El pueblo es la patria y con este pueblo que tenemos no hay de dónde sacar para ser patriotas

En un mundo hotelero donde existe un control monopólico por parte de las grandes empresas internacionales es prácticamente imposible que se creen ofertas turísticas que se salgan del estereotipo de playa, sol y arena, ofertas turísticas que vengan de pequeñas y medianas empresas, u oportunidades reales de crecimiento para las comunidades de la zona. Por lo menos para mí es triste salir del país y que lo único que conozcan de él sea Punta Cana, porque República Dominicana es más que playas. Pero con un modelo turístico excluyente, a espaldas de nuestra realidad cultural, es mucho pedir que sepan algo más que eso. A toda la antes mencionada irresponsabilidad medioambiental se suma la irresponsabilidad social. Con el “todo incluido” se aleja al turista de las comunidades que rodean los hoteles, limitando la capacidad de empuje del turismo frente al resto del aparato productivo. A pesar de ser una gran industria en el país, no ha generado un aumento significado en el nivel de empleo. Esta exclusión lleva a provincias protagonistas en el sector turismo a tener un muy bajo Índice de Desarrollo Humano. La exclusión social de las comunidades aledañas a los grandes hoteles incrementa la delincuencia porque incrementa la pobreza y el descontento de la zona, lo cual tiene como consecuencia que los hoteles se alejen más de las comunidades.
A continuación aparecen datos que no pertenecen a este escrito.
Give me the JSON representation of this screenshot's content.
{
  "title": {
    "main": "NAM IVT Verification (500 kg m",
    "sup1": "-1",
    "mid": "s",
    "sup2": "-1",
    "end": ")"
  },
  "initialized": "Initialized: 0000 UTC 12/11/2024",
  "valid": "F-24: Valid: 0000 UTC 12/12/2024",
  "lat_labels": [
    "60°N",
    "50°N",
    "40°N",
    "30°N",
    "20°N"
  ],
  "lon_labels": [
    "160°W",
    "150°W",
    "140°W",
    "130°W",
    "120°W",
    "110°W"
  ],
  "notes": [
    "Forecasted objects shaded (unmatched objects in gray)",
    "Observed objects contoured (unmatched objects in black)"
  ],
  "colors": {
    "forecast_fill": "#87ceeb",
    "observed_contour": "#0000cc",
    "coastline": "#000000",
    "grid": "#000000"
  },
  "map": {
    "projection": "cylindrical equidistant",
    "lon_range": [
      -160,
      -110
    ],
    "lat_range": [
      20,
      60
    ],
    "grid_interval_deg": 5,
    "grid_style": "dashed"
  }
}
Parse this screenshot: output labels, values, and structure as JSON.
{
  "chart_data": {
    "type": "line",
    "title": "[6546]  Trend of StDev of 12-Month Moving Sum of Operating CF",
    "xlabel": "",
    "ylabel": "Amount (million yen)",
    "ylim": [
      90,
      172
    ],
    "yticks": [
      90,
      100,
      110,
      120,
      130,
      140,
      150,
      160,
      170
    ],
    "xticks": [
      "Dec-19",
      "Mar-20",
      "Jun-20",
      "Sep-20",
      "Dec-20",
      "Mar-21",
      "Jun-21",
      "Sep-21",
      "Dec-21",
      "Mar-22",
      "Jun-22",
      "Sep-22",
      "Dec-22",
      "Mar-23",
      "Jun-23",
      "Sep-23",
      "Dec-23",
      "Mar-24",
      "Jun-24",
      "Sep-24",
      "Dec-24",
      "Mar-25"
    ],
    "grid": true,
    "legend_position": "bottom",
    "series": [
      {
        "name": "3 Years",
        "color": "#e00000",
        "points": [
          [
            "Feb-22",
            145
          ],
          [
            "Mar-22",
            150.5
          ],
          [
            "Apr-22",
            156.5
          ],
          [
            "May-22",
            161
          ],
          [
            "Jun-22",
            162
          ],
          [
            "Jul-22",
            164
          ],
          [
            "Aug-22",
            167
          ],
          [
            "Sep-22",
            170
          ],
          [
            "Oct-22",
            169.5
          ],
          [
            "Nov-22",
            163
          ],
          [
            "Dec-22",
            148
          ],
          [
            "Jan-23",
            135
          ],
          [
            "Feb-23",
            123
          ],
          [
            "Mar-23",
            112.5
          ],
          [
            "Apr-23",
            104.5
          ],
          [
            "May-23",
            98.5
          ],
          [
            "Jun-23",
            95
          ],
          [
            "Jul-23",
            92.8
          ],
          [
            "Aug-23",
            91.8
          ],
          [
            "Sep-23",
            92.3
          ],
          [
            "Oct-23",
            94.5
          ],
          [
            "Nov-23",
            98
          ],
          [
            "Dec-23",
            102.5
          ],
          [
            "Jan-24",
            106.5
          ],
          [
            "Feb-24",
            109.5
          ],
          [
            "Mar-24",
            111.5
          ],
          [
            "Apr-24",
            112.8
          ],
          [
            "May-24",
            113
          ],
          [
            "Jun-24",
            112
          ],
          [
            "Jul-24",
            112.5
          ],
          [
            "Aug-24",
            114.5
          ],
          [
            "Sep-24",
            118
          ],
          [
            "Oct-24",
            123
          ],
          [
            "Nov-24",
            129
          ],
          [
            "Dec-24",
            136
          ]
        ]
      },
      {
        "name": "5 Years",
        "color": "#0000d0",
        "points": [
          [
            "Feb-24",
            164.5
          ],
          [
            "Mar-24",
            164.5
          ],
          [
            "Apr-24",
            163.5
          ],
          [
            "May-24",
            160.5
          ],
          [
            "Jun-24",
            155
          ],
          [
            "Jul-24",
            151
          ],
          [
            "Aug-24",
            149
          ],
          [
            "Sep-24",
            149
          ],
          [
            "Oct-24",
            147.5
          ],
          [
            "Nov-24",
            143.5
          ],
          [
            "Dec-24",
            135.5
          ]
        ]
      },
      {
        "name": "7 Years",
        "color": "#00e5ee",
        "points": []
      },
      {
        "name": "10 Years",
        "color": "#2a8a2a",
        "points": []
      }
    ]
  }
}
Lo triste del caso es que esto es sólo una pincelada de la ironía que es estar dizque orgulloso de haber nacido en una isla en el mismo trayecto del sol. Una isla con una sociedad elitista, que aunque se crea nacionalista por defender su soberanía frente a la situación haitiana, no lo hace cuando el que quiere quitarla es de un país más agradable a nuestra vista. En una isla, repito, una isla en la se importan US$110 millones en peces y mariscos nada puede tener mucho sentido. Pero todo tranquilo, porque lo malo es culpa de los políticos, el pueblo no tiene la culpa. Eso sí, no se olviden que los políticos alguna vez fueron parte del pueblo. El pueblo es la patria y con este pueblo que tenemos no hay de dónde sacar para ser patriotas.